Então a saída se impõe: vencer suas diatribes sem pôr na berlinda os interesses obtidos. Para tanto como sói ocorrer em tais instantes um pacto social por via eleitoral, que possa garantir o afastamento do inquilino sem melindrar o conquistado. Para tanto uma ação concreta: consenso. Para quem está fora, o desejo de entrar. Mas sob articulações que não avancem sobre os resultados alcançados.

Neste instante, grandeza e desprendimento são a tônica. Depois da tempestade em muito causada por exacerbações individualistas postas acima do interesse coletivo, ainda que não se exija de quem quer que seja renunciar às suas convicções, o encontro de FHC e Lula sinaliza uma retomada da ação política justamente por colocar na mesma mesa de conversa peças emblemáticas no que diz respeito a projetos de governo que cada um defende em relação às políticas de Estado. Demonstram, ambos — ainda que alguma carta do tucano não esteja à mostra  que não há diferenças inegociáveis, que não há divergência que não possa transitar para uma confluência programável.

De elementar — por aquilo que significa FHC para a corrente neoliberal — um sinal evidente de que o mercado nada tem a temer de Lula; para o centro-esquerda a nova chance de recomeçar dentro do dar os dedos para não perder anéis.

Política debate conflito de interesses em busca de um consenso. A ausência deste debate no campo político, das ideias em conflito em momentos recentes não podemos dizer que as coisas acontecidas recentemente são fruto de atuação política — exige a renúncia de parte a parte para construir um ponto comum, farol a demonstrar o que leva o homem civilizado à construção do Estado que deseja. Dos últimos grandes exemplos a transição na África do Sul com Mandela e o Pacto de Moncloa que edificou a transição da ditadura franquista para a democracia, aceitando-a sob a égide de uma monarquia constitucional onde o rei foi a solução para atender aos adeptos de Franco, aonde o irônico é que a monarquia espanhola (então extinta) ‘ressurge’ sob o crivo de uma canetada do ditador: a ‘nomeação’ do rei por ele indicado em 1969.

Os pactos assinados em Moncloa visavam sustar a profunda crise econômica em andamento e estabelecer um programa de ação política e social.

Neste Brasil de hoje há sinais de que uma parcela considerável de apoiadores do inquilino chegou a uma conclusão: sua permanência será a hecatombe para todos. Neste sentido até o comando de doutrinas evangélicas “quero mais” como bênção do Altíssimo — ainda não se manifestou o pentecostalismo católico — percebem que não há milagre nem exorcismo que as alimente ($$$$) e faça-as sobreviver sem os meios de que se valem: dinheiro em poder dos fiéis.

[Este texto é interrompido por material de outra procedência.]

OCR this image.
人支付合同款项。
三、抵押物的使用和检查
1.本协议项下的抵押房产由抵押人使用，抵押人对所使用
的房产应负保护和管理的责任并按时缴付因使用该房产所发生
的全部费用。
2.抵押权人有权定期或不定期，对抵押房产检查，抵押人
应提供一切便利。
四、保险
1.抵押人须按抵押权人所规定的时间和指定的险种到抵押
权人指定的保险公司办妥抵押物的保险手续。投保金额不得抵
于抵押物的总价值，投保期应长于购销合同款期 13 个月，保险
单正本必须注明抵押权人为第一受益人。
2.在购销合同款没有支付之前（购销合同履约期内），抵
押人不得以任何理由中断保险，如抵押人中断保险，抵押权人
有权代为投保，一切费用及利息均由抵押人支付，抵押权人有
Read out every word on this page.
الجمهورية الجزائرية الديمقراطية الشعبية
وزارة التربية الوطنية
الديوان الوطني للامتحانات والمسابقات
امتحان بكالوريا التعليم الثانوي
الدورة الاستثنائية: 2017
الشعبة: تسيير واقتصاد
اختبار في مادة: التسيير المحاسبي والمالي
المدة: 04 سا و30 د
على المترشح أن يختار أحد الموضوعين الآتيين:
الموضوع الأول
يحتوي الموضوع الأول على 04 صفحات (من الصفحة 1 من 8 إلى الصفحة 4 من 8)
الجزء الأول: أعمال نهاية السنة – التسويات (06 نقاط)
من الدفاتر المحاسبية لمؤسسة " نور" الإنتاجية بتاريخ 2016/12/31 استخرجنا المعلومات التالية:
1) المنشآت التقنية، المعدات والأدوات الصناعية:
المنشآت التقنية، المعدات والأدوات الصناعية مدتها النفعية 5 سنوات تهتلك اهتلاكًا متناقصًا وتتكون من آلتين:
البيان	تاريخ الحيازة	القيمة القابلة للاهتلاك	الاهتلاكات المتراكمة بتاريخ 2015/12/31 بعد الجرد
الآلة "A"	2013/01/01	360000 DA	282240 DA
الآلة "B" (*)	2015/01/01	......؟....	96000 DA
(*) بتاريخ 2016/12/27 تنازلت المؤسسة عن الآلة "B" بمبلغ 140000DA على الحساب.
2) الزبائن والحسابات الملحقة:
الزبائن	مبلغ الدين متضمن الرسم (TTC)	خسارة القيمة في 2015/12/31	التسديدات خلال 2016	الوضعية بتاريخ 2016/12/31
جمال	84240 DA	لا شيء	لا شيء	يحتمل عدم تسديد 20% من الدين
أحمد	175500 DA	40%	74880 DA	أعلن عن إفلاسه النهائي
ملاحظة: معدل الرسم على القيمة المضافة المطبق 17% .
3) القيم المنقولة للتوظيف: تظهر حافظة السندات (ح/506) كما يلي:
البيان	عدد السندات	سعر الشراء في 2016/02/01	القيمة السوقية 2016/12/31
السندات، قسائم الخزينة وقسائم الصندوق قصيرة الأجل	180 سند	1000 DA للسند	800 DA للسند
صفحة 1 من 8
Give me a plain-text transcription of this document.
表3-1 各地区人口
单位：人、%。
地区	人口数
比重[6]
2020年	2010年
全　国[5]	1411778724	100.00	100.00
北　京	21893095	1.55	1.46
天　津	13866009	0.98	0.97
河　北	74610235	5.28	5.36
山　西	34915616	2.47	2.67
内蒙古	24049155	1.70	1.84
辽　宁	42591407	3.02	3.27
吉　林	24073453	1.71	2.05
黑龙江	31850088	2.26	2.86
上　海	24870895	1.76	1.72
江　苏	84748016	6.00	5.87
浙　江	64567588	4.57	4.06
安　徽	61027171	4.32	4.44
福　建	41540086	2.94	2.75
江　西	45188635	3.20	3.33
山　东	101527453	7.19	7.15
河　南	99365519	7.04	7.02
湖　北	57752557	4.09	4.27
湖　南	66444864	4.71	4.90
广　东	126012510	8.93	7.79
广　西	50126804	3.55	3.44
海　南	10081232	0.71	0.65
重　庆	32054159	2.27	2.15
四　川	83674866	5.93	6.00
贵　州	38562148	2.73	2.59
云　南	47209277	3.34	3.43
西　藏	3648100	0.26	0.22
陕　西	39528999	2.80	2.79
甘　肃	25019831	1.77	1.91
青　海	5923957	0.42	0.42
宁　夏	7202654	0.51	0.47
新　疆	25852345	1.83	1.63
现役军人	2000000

O dízimo nos tempos áureos da distribuição de renda, ganhos reais para o salário mínimo e o quase pleno emprego fartou-as. Minguou com o desastre atual de uma economia que não gera nem trabalho, quanto mais riqueza a ser distribuída.

Para este escriba de província eis o lado oculto do pacto em andamento: interesses de igrejas (que) carecem da retomada de ações político-sociais. Que levem mais recursos ao bolso do povo. Não estarão na mesa de negociações diretamente, mas influenciarão, com certeza.

No mais, ficamos a matutar desta singular capacidade de por aqui inovarmos em tudo: inclusive em pactuação política. Na Espanha Moncloa se fez à sombra de uma monarquia extinta cujo rei foi ‘nomeado’ pelo ditador; aqui, até com o pentecostalismo ‘quero mais’.


domingo, 16 de maio de 2021

De perfunctórios e de fato

 Inquirem os instantes perfunctórios (não é palavrão!) deste escriba de província, sibilando o olhar sobre colunas de ontem e de hoje, as razões por que muitos não enfrentam a persecução em torno dos reais motivos que levaram o Brasil ao atual estágio de mediocridade, subserviência e colonialidade.

Em especial depois de escancarada a porteira da desmoralização dos ‘donos’ e ‘construtores’ da verdade lavajatense, aquela que enaltece o “eu acho”, justamente porque dito ‘achar’ em muito se amparava na certeza de que sempre haveria uma fraude por trás da criminosa atuação funcional ao arrepio da lei nos casos em que o interesse político ocupava o jurídico.

Eis o que nos deixa cabreiro: parece-nos que efetivamente são perfunctórios os interesses dos que discutem a realidade desta terra brasilis a ponto de limitar-se ao imediatismo das superficialidades. E cômodo – assim nos parece – focar o fato em si em sua dimensão de irrelevância, em sua dimensão imediata, que discuti-lo.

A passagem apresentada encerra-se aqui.